1. Master the "Pause" with Self-Regulation
When you feel that wave of anxiety and urgency, your first job is not to text your partner—it's to regulate your own nervous system.
Instead of immediately acting on the fear, create space.
This is your "toolbox" of self-regulation skills. It's not about making the discomfort go away instantly but about teaching yourself that you are capable of sitting with it and surviving it.
Go for a walk outside.
Practice deep breathing or tapping (EFT).
Talk to a safe, trusted friend (not to vent, but to process).
Put your phone in another room for 30 minutes.
2. Build Unshakable Self-Trust
A lack of self-trust is at the root of anxious attachment. You don't trust yourself to be okay if the relationship ends, so you cling to it at all costs.
Emma gave a brilliant, simple way to rebuild this: Make small promises to yourself every day and keep them.
It can be as simple as:
"I will take three deep breaths when I wake up."
"I will drink a full glass of water before my coffee."
"I will do that one to-do list item I've been procrastinating."
When you repeatedly show up for yourself in these small ways, you are sending a powerful message to your brain: "I am reliable. I can count on me. I will be okay, no matter what."
3. Spot and Stop the People-Pleasing Cycle
The line between being a kind, accommodating partner and being a people-pleaser is thin, and those with anxious attachment cross it all the time. We abandon our own needs to make sure the other person is happy, hoping it will make them stay.
How do you know if you're people-pleasing? Emma's advice was sharp and clear: Look for resentment.
If you are carrying around a lot of resentment toward your partner, your friends, or your family and you're not speaking up about it, that's a clear sign you are people-pleasing. You are abandoning yourself, and it's "going to eat you alive if you don't do something about it."
4. Learn to Communicate Your Needs (Without Fear)
This is often the hardest step. We're afraid that expressing our needs will make us look "weak," "needy," or "too much."
But in a secure relationship, your needs are valid. Period.
A big part of healing is learning to state your needs simply and confidently, from a regulated place (not from a place of urgent anxiety).
It can sound like:
"I value clear communication, and it helps me feel connected."
"I'm looking for a partner who is consistent. That's important to me."
"I need [X] to feel secure in a relationship."
The right person will want to meet your needs.
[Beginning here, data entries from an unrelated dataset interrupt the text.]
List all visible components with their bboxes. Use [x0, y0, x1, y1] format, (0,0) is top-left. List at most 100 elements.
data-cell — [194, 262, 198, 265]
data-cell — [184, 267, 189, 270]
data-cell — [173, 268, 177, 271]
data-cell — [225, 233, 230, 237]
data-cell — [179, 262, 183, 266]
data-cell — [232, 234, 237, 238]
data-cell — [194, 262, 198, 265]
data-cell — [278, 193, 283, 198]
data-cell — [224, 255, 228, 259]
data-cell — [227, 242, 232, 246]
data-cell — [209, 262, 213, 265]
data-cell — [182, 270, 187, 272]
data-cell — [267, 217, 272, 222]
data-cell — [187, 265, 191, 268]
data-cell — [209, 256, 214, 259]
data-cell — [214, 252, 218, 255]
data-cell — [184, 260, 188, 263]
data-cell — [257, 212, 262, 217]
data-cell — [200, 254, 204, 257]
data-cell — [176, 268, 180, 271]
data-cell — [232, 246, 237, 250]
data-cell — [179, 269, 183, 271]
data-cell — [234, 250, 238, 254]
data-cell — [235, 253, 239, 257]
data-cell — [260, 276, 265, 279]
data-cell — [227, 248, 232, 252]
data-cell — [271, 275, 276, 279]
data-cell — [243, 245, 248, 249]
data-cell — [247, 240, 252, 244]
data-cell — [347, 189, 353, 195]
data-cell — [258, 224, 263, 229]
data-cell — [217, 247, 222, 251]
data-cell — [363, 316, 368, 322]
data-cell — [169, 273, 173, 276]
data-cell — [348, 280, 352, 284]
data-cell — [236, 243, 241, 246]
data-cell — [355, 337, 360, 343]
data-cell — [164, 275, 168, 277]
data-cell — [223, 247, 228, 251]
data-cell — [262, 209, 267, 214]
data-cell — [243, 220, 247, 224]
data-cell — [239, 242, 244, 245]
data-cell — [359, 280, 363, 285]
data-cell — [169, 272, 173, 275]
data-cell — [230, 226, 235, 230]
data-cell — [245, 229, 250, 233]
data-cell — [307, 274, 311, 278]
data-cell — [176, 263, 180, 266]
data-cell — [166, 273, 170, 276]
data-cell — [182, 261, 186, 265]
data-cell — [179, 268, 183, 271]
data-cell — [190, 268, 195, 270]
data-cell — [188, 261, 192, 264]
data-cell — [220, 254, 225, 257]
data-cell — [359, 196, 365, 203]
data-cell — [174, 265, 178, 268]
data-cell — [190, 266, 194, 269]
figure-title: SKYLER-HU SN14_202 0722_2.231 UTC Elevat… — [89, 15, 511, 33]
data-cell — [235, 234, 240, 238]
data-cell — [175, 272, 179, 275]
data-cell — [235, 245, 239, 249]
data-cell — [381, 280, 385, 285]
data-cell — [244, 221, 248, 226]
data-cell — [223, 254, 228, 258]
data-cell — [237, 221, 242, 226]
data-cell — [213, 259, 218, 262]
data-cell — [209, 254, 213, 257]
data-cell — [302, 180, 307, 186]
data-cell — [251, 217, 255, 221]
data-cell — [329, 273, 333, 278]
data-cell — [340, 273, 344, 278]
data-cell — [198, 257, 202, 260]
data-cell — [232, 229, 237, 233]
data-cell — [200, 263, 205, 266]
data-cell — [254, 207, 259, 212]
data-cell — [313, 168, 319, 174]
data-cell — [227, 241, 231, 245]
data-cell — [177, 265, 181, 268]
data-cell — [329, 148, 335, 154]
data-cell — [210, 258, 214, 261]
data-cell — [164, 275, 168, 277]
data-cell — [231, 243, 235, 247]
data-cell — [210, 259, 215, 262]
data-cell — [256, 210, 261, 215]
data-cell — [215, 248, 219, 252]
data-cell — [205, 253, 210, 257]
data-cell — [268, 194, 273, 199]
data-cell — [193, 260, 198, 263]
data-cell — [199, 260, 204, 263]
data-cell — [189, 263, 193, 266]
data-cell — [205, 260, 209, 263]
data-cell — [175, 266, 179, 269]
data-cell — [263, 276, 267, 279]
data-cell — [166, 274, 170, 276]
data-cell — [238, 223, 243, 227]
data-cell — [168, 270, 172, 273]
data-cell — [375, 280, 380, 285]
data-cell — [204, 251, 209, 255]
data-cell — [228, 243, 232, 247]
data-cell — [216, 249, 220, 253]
If someone makes you feel "crazy" for having them, that is not your anxiety, that is your intuition telling you this person is not for you.
5. Be Willing to Walk Away
This is the ultimate sign of a secure, self-trusting person. It's the ability to say, "I love you, but I love me more. And I am abandoning myself to stay in this relationship."
Knowing that you have the strength to walk away from something that isn't meeting your needs is the most powerful shift you can make. It means you are no longer dating from a place of scarcity and fear, but from a place of wholeness and self-worth.
A New Way to Date: From Outcome to Self-Discovery
So much of our dating anxiety comes from being attached to an outcome like finding "the one," getting married, having kids. We treat every date like a pass/fail test.
What if we reframed it?
As Emma so powerfully put it, dating is an opportunity to learn. Every "failed" relationship, every bad date, every conversation teaches you something new about what you want, what you don't want, and who you are.
When you let go of the outcome, you can focus on the most important relationship of all: the one you have with yourself. When you build that connection and self-trust, you'll find that the dating world looks a whole lot less scary.